Across all categories, she is drawn to high-concept premises and inventive structure—particularly mixed-media and epistolary formats that evoke a found-footage sensibility. This is a craft-level interest that cuts across genres: a horror novel, a thriller, or a coming-of-age story all become more attractive to her if the format itself is doing work.
Romero names Honduran authors as a specific priority and extends this to all Latine/x writers from Central America and the Caribbean, explicitly including Afro-Latine and Indigenous Latine storytellers. This is a personal and cultural mission, not a market calculation. Stories by these writers in any of her preferred genres rise to the top of her list.

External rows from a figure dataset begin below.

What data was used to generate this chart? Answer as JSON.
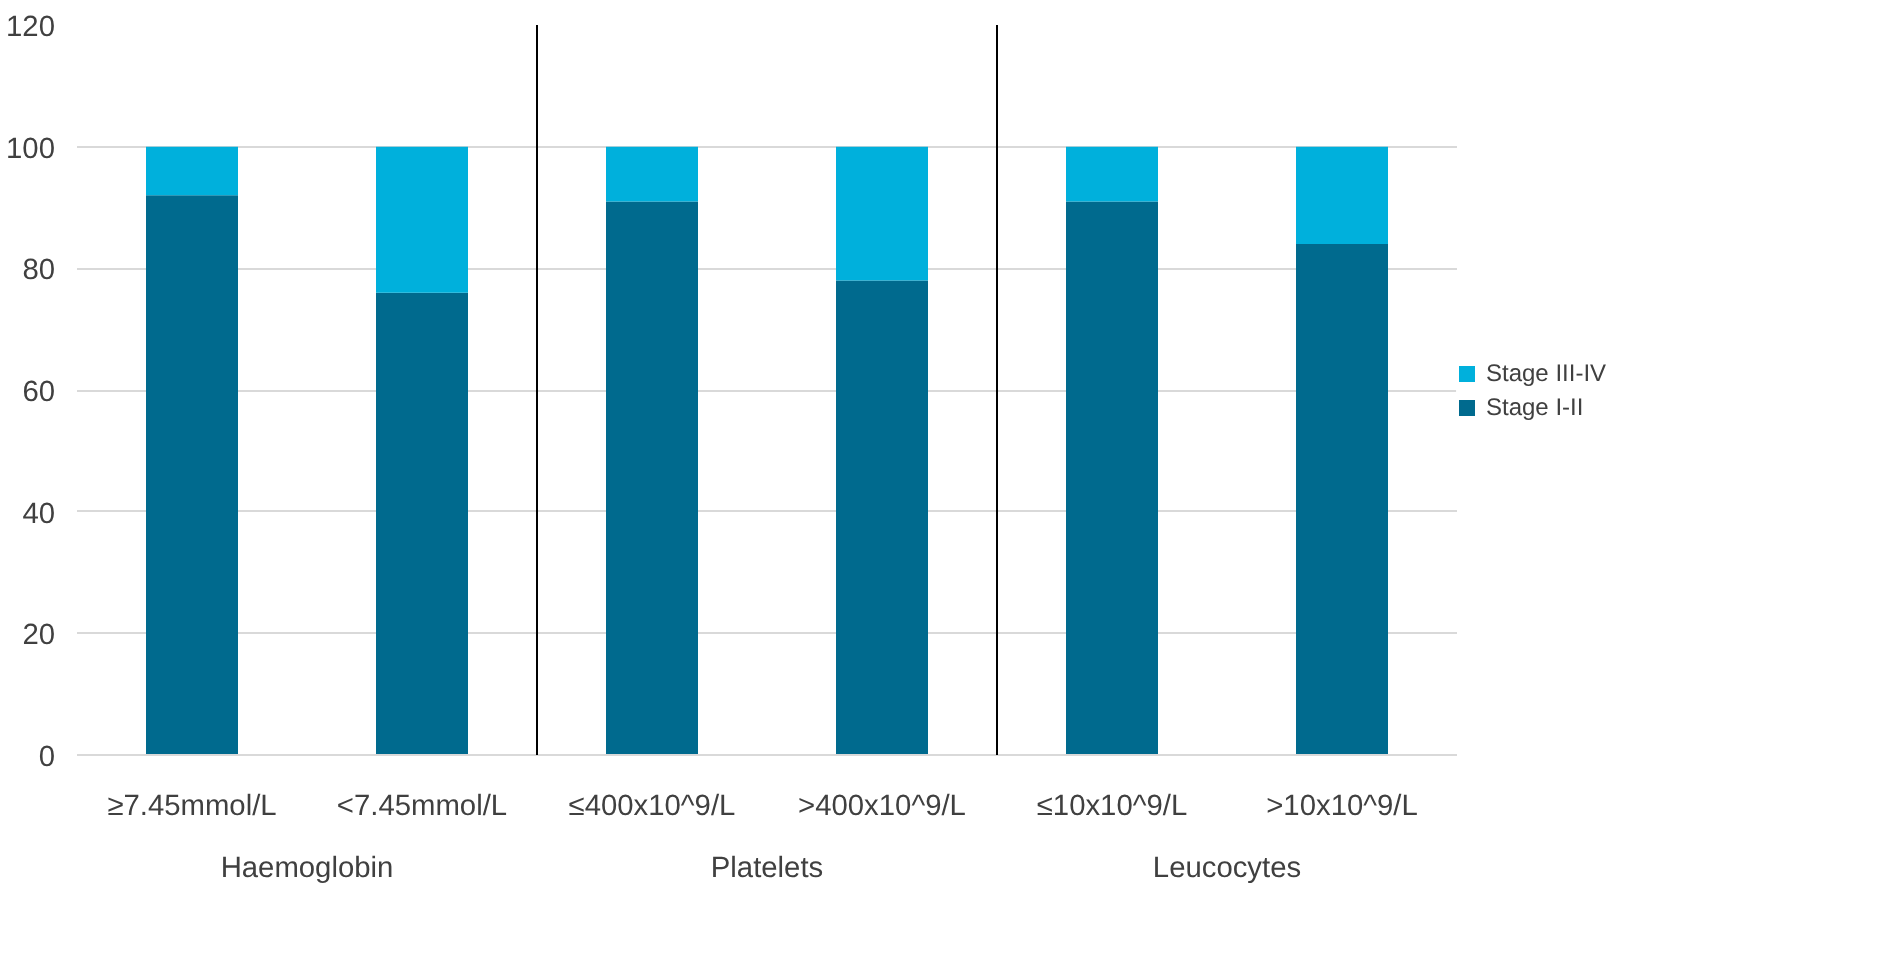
{
  "chart_data": {
    "type": "bar",
    "stacked": true,
    "categories": [
      "≥7.45mmol/L",
      "<7.45mmol/L",
      "≤400x10^9/L",
      ">400x10^9/L",
      "≤10x10^9/L",
      ">10x10^9/L"
    ],
    "series": [
      {
        "name": "Stage I-II",
        "color": "#006a8e",
        "values": [
          92,
          76,
          91,
          78,
          91,
          84
        ]
      },
      {
        "name": "Stage III-IV",
        "color": "#00b0dc",
        "values": [
          8,
          24,
          9,
          22,
          9,
          16
        ]
      }
    ],
    "annotations": [
      "Haemoglobin",
      "Platelets",
      "Leucocytes"
    ],
    "ylim": [
      0,
      120
    ],
    "yticks": [
      0,
      20,
      40,
      60,
      80,
      100,
      120
    ],
    "grid": "y",
    "legend": "right"
  }
}
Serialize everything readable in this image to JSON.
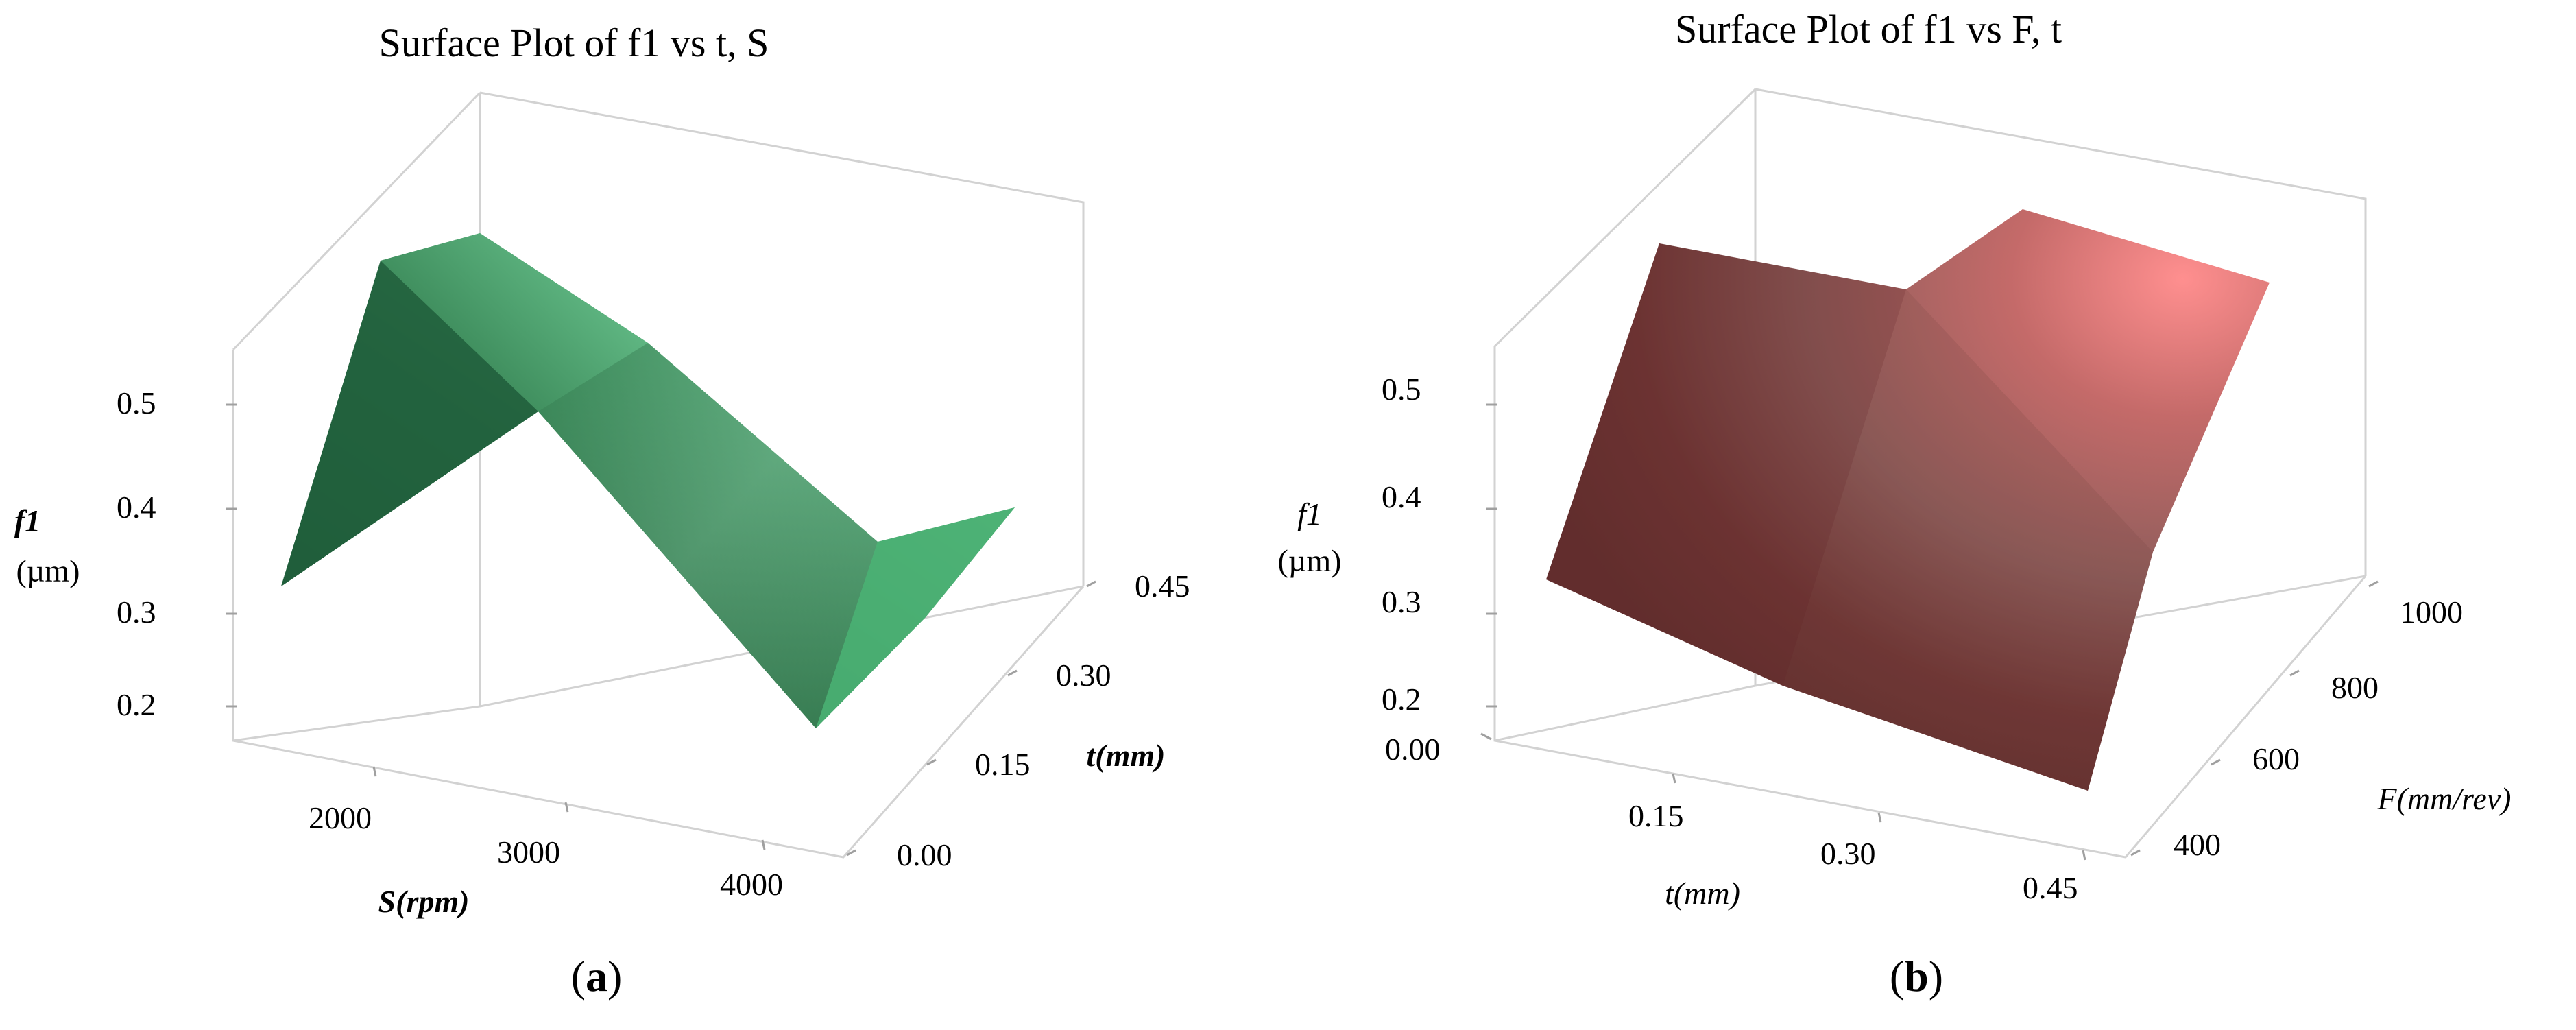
{
  "chart_data": [
    {
      "type": "surface",
      "title": "Surface Plot of f1 vs t, S",
      "panel_label_prefix": "(",
      "panel_label": "a",
      "panel_label_suffix": ")",
      "zlabel": "f1",
      "zunit": "(µm)",
      "xlabel": "S(rpm)",
      "ylabel": "t(mm)",
      "x_ticks": [
        "2000",
        "3000",
        "4000"
      ],
      "y_ticks": [
        "0.00",
        "0.15",
        "0.30",
        "0.45"
      ],
      "z_ticks": [
        "0.5",
        "0.4",
        "0.3",
        "0.2"
      ],
      "color": "#3d9a63",
      "surface_points": [
        {
          "S": 1600,
          "t": 0.0,
          "f1": 0.32
        },
        {
          "S": 1800,
          "t": 0.0,
          "f1": 0.55
        },
        {
          "S": 2600,
          "t": 0.0,
          "f1": 0.45
        },
        {
          "S": 4000,
          "t": 0.0,
          "f1": 0.2
        },
        {
          "S": 1600,
          "t": 0.45,
          "f1": 0.55
        },
        {
          "S": 2600,
          "t": 0.45,
          "f1": 0.5
        },
        {
          "S": 3600,
          "t": 0.45,
          "f1": 0.28
        },
        {
          "S": 4000,
          "t": 0.45,
          "f1": 0.32
        }
      ]
    },
    {
      "type": "surface",
      "title": "Surface Plot of f1 vs F, t",
      "panel_label_prefix": "(",
      "panel_label": "b",
      "panel_label_suffix": ")",
      "zlabel": "f1",
      "zunit": "(µm)",
      "xlabel": "t(mm)",
      "ylabel": "F(mm/rev)",
      "x_ticks": [
        "0.00",
        "0.15",
        "0.30",
        "0.45"
      ],
      "y_ticks": [
        "400",
        "600",
        "800",
        "1000"
      ],
      "z_ticks": [
        "0.5",
        "0.4",
        "0.3",
        "0.2"
      ],
      "color": "#8c4a48",
      "surface_points": [
        {
          "t": 0.0,
          "F": 300,
          "f1": 0.32
        },
        {
          "t": 0.45,
          "F": 300,
          "f1": 0.2
        },
        {
          "t": 0.45,
          "F": 700,
          "f1": 0.3
        },
        {
          "t": 0.45,
          "F": 1050,
          "f1": 0.55
        },
        {
          "t": 0.3,
          "F": 1050,
          "f1": 0.6
        },
        {
          "t": 0.15,
          "F": 1050,
          "f1": 0.52
        },
        {
          "t": 0.0,
          "F": 1050,
          "f1": 0.55
        }
      ]
    }
  ]
}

She also welcomes Jewish stories, particularly when intersectional with BIPOC and/or queer identities.
Not the right fit
On Shelly's list
Taste fingerprint
How to query Shelly
She is currently closed to queries as of March 2026—check the Azantian Literary Agency submissions page directly before sending anything, and note any reopening date or window she posts.
Horror, grounded fantasy, and high-concept thrillers with BIPOC and/or LGBTQIA+ leads are her strongest lanes; lead with genre and the identity specificity of your story in your query letter.
Her 'do not send' list is detailed and politically explicit—review it carefully. Comping your work to cop procedurals, clean-teen sensibilities, or any of the authors she names as unwanted comparisons will likely result in an immediate pass.
If your manuscript uses a mixed-media or epistolary structure that creates a found-footage feel, say so clearly and early—this is a specific craft interest she has signaled repeatedly.
Writers who are Honduran, Central American, Caribbean, Afro-Latine, or Indigenous Latine should note that Romero has made these communities an explicit priority, not just a welcome addition—lean into that cultural specificity in your query.
Word count matters: she will not consider manuscripts over 100,000 words. Confirm your count before querying.
She is drawn to character-driven, multiple-POV structures—if your novel has this, mention it. If it has a strong ensemble, draw a comparison to her named touchstone films and TV shows rather than generic comp titles.
Her background is editorial, not just agenting—she responds to craft-level signals. Show you understand genre conventions while doing something unexpected with them.